Kibo Mining is hoping to build the $17m Mbeya coal mine which has a resource of about 120.8 million tonnes. Production from the mine will supply a proposed 300MW power plant which is expected to cost north of $600m. The company is concluding a preferred bidder arrangement with turnkey project partner, Shandong Electric Power Corporation (SEPCO) which will refund part of Kibo’s initial development costs.

“Over the past two weeks we have seen strong and committed engagement from all the Tanzanian stakeholders towards moving the MCPP development process forward and the progress meetings on 12 and 13 June underscored this,” said Coetzee. There had been “very open and frank discussions” with Tanzania’s MEM on possible further policy and legislative changes. The proposed changes would contribute to a robust mining industry in Tanzania,” he added.

Kibo has been waiting on the Tanzanian government to approve an Environmental and Social Impact Assessment which had now been processed for certification pending a final review.

A special mining licence for the Mbeya coal mine – another outstanding permit – had also been processed and was waiting for final approval pending the certification of the environmental assessment. Coetzee said there was now a clear pathway agreed with the government to have this paperwork completed.

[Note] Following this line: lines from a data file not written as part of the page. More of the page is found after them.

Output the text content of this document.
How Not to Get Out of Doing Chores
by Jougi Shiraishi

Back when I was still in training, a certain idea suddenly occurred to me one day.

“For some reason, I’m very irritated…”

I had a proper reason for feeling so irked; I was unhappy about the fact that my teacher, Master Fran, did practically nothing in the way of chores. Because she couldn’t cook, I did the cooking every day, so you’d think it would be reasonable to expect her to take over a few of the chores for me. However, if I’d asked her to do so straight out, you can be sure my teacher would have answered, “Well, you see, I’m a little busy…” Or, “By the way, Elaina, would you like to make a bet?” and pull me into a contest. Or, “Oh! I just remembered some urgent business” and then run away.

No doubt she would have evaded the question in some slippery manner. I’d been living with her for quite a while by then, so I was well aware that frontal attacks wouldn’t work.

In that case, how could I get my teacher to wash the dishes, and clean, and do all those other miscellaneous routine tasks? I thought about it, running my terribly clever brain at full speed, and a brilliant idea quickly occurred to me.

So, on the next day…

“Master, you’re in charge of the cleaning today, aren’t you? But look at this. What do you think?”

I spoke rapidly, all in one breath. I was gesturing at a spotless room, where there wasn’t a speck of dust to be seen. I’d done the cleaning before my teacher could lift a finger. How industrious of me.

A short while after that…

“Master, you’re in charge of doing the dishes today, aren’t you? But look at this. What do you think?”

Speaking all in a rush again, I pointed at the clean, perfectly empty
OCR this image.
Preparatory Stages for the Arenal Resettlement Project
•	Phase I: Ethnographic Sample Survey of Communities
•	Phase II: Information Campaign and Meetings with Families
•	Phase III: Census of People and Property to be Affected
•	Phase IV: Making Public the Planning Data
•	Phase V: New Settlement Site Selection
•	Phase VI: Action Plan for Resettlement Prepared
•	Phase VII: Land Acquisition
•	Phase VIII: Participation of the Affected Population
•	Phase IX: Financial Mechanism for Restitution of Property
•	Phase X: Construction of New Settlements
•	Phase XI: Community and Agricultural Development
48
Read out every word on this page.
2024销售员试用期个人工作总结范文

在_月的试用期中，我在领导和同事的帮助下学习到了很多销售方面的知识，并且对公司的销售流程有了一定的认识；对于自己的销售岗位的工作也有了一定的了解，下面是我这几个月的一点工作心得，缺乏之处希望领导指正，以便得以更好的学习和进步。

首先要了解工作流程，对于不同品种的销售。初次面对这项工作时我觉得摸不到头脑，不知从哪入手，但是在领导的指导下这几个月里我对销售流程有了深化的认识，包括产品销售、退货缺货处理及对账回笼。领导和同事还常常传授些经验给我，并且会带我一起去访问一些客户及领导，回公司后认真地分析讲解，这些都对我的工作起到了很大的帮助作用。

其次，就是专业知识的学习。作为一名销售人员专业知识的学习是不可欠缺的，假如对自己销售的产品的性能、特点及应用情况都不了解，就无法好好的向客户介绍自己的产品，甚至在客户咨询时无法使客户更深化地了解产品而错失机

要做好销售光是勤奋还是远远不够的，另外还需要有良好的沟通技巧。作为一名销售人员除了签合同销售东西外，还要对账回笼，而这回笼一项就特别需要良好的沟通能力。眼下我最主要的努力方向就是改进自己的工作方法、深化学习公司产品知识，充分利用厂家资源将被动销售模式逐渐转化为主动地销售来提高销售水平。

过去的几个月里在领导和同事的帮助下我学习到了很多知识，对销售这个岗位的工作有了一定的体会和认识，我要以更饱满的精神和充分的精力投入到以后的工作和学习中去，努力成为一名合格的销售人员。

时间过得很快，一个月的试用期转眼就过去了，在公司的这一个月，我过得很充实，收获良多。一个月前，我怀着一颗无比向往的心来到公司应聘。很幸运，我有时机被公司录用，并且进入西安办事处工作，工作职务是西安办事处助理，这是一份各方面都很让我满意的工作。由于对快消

Earlier this week a Presidential Second Committee declared that it was owed tens of billions of dollars by Acacia Mining for undeclared tax and royalties stretching back over years of exports from the mining firm’s Bulyanhulu and Buzwagi mines. Acacia, which is controlled by Barrick Gold, is contesting the committee’s findings.

One of Magufuli’s other acts affecting Tanzania’s mining industry was a decision to ban imports of thermal coal in order to incentivise the country’s domestic coal industry.

As a result, Kibo also plans to implement a ‘product diversification project’. “This strategy will see Mbeya Coal develop its coal mine to produce coal for the Mbeya power plant as its primary client with the domestic coal market as a secondary client,” the company said. “The company has already engaged with the domestic market in this regard with very positive response thus far.”